Cellular and molecular effects of exercise-induced shear stress. Under conditions of prolonged laminar flow ① increase in Na-K-Cl co-transporter expression leads to ② EDHF-type-mediated vasodilation. ③ Membrane lipids as mechanotransducers. ④ Glycocalyx-mediated stimulation of caveolae-bound eNOS, producing NO. ⑤ Integrin phosphorylation and activation of non-receptor tyrosine kinase cascade. ⑥ Phosphoinositide-3-kinase (PI3K)-dependent pathways for phosphorylation of eNOS. ⑦ Flow-mediated activation of heterotrimeric G proteins. ⑧ Release of NO and PGI₂ as vasodilators and anti-platelet mediators. ⑨ Leucocyte recruitment and binding to the endothelium in areas of low or turbulent shear stress. ⑨ Expression of vasoconstrictor endothelin-1 (ET-1) under conditions of reduced or turbulent flow.
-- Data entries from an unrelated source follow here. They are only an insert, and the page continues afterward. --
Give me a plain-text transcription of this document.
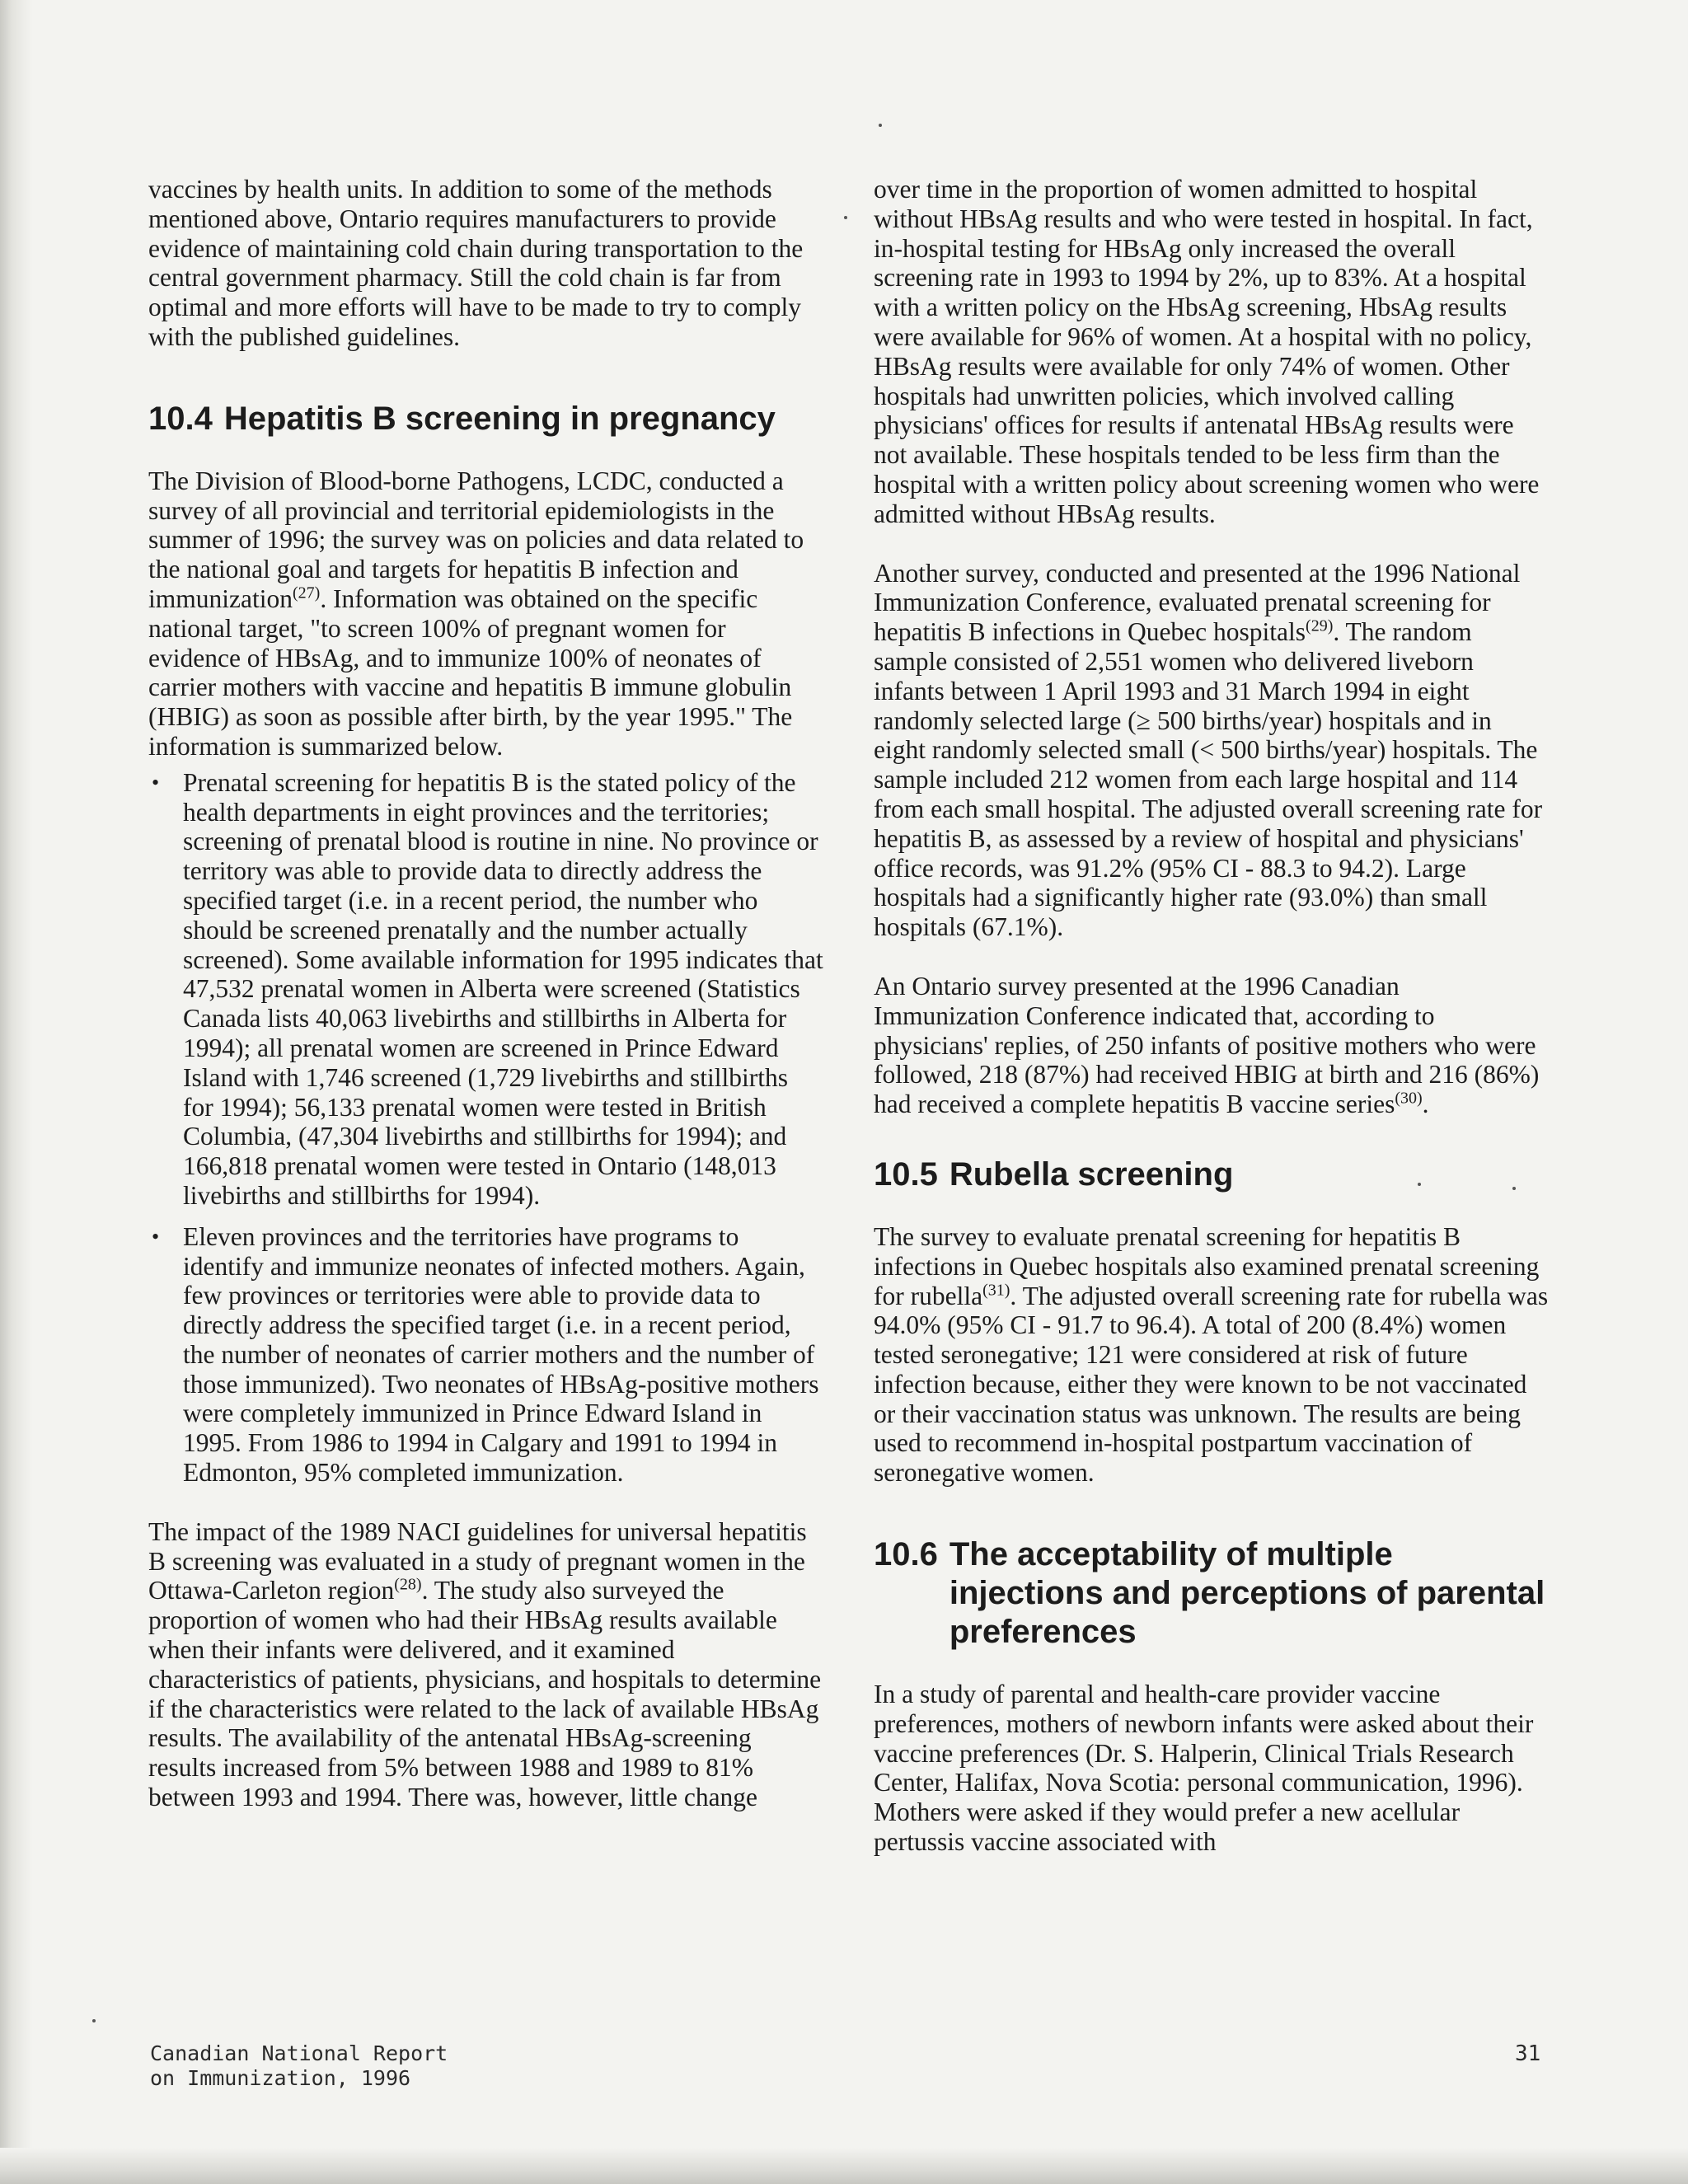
vaccines by health units. In addition to some of the methods mentioned above, Ontario requires manufacturers to provide evidence of maintaining cold chain during transportation to the central government pharmacy. Still the cold chain is far from optimal and more efforts will have to be made to try to comply with the published guidelines.

10.4 Hepatitis B screening in pregnancy

The Division of Blood-borne Pathogens, LCDC, conducted a survey of all provincial and territorial epidemiologists in the summer of 1996; the survey was on policies and data related to the national goal and targets for hepatitis B infection and immunization$^{(27)}$. Information was obtained on the specific national target, "to screen 100% of pregnant women for evidence of HBsAg, and to immunize 100% of neonates of carrier mothers with vaccine and hepatitis B immune globulin (HBIG) as soon as possible after birth, by the year 1995." The information is summarized below.

• Prenatal screening for hepatitis B is the stated policy of the health departments in eight provinces and the territories; screening of prenatal blood is routine in nine. No province or territory was able to provide data to directly address the specified target (i.e. in a recent period, the number who should be screened prenatally and the number actually screened). Some available information for 1995 indicates that 47,532 prenatal women in Alberta were screened (Statistics Canada lists 40,063 livebirths and stillbirths in Alberta for 1994); all prenatal women are screened in Prince Edward Island with 1,746 screened (1,729 livebirths and stillbirths for 1994); 56,133 prenatal women were tested in British Columbia, (47,304 livebirths and stillbirths for 1994); and 166,818 prenatal women were tested in Ontario (148,013 livebirths and stillbirths for 1994).
• Eleven provinces and the territories have programs to identify and immunize neonates of infected mothers. Again, few provinces or territories were able to provide data to directly address the specified target (i.e. in a recent period, the number of neonates of carrier mothers and the number of those immunized). Two neonates of HBsAg-positive mothers were completely immunized in Prince Edward Island in 1995. From 1986 to 1994 in Calgary and 1991 to 1994 in Edmonton, 95% completed immunization.

The impact of the 1989 NACI guidelines for universal hepatitis B screening was evaluated in a study of pregnant women in the Ottawa-Carleton region$^{(28)}$. The study also surveyed the proportion of women who had their HBsAg results available when their infants were delivered, and it examined characteristics of patients, physicians, and hospitals to determine if the characteristics were related to the lack of available HBsAg results. The availability of the antenatal HBsAg-screening results increased from 5% between 1988 and 1989 to 81% between 1993 and 1994. There was, however, little change

over time in the proportion of women admitted to hospital without HBsAg results and who were tested in hospital. In fact, in-hospital testing for HBsAg only increased the overall screening rate in 1993 to 1994 by 2%, up to 83%. At a hospital with a written policy on the HbsAg screening, HbsAg results were available for 96% of women. At a hospital with no policy, HBsAg results were available for only 74% of women. Other hospitals had unwritten policies, which involved calling physicians' offices for results if antenatal HBsAg results were not available. These hospitals tended to be less firm than the hospital with a written policy about screening women who were admitted without HBsAg results.

Another survey, conducted and presented at the 1996 National Immunization Conference, evaluated prenatal screening for hepatitis B infections in Quebec hospitals$^{(29)}$. The random sample consisted of 2,551 women who delivered liveborn infants between 1 April 1993 and 31 March 1994 in eight randomly selected large (≥ 500 births/year) hospitals and in eight randomly selected small (< 500 births/year) hospitals. The sample included 212 women from each large hospital and 114 from each small hospital. The adjusted overall screening rate for hepatitis B, as assessed by a review of hospital and physicians' office records, was 91.2% (95% CI - 88.3 to 94.2). Large hospitals had a significantly higher rate (93.0%) than small hospitals (67.1%).

An Ontario survey presented at the 1996 Canadian Immunization Conference indicated that, according to physicians' replies, of 250 infants of positive mothers who were followed, 218 (87%) had received HBIG at birth and 216 (86%) had received a complete hepatitis B vaccine series$^{(30)}$.

10.5 Rubella screening

The survey to evaluate prenatal screening for hepatitis B infections in Quebec hospitals also examined prenatal screening for rubella$^{(31)}$. The adjusted overall screening rate for rubella was 94.0% (95% CI - 91.7 to 96.4). A total of 200 (8.4%) women tested seronegative; 121 were considered at risk of future infection because, either they were known to be not vaccinated or their vaccination status was unknown. The results are being used to recommend in-hospital postpartum vaccination of seronegative women.

10.6 The acceptability of multiple injections and perceptions of parental preferences

In a study of parental and health-care provider vaccine preferences, mothers of newborn infants were asked about their vaccine preferences (Dr. S. Halperin, Clinical Trials Research Center, Halifax, Nova Scotia: personal communication, 1996). Mothers were asked if they would prefer a new acellular pertussis vaccine associated with

Canadian National Report
on Immunization, 1996
31
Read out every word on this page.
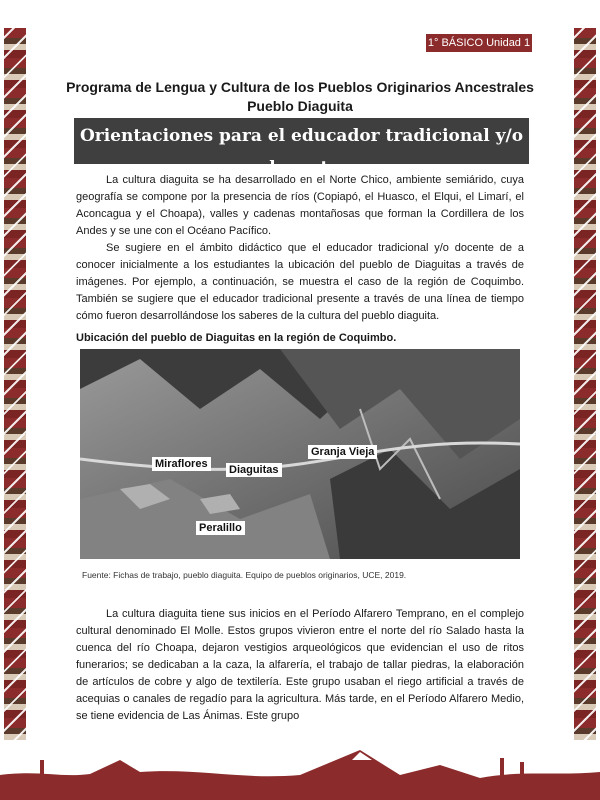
1° BÁSICO Unidad 1
Programa de Lengua y Cultura de los Pueblos Originarios Ancestrales
Pueblo Diaguita
Orientaciones para el educador tradicional y/o docente

La cultura diaguita se ha desarrollado en el Norte Chico, ambiente semiárido, cuya geografía se compone por la presencia de ríos (Copiapó, el Huasco, el Elqui, el Limarí, el Aconcagua y el Choapa), valles y cadenas montañosas que forman la Cordillera de los Andes y se une con el Océano Pacífico.

Se sugiere en el ámbito didáctico que el educador tradicional y/o docente de a conocer inicialmente a los estudiantes la ubicación del pueblo de Diaguitas a través de imágenes. Por ejemplo, a continuación, se muestra el caso de la región de Coquimbo. También se sugiere que el educador tradicional presente a través de una línea de tiempo cómo fueron desarrollándose los saberes de la cultura del pueblo diaguita.

Ubicación del pueblo de Diaguitas en la región de Coquimbo.

Miraflores Diaguitas
Granja Vieja
Peralillo

Fuente: Fichas de trabajo, pueblo diaguita. Equipo de pueblos originarios, UCE, 2019.

La cultura diaguita tiene sus inicios en el Período Alfarero Temprano, en el complejo cultural denominado El Molle. Estos grupos vivieron entre el norte del río Salado hasta la cuenca del río Choapa, dejaron vestigios arqueológicos que evidencian el uso de ritos funerarios; se dedicaban a la caza, la alfarería, el trabajo de tallar piedras, la elaboración de artículos de cobre y algo de textilería. Este grupo usaban el riego artificial a través de acequias o canales de regadío para la agricultura. Más tarde, en el Período Alfarero Medio, se tiene evidencia de Las Ánimas. Este grupo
AA, arachidonic acid; Cox, cyclooxygenase; eNOS, endothelial nitric oxide synthase; ECE, endothelin-converting enzyme; EDHF, endothelial-derived hyperpolarizing factor; , gene transcription; ICAM1, intercellular adhesion molecule 1; KLF2, Krüppel-like factor 2; MAPK, mitogen-activated protein kinase; Nrf2, nuclear factor erythroid 2-like 2; PGI₂, prostacyclin; sGC, soluble guanylate cyclase; TFs, transcription factors.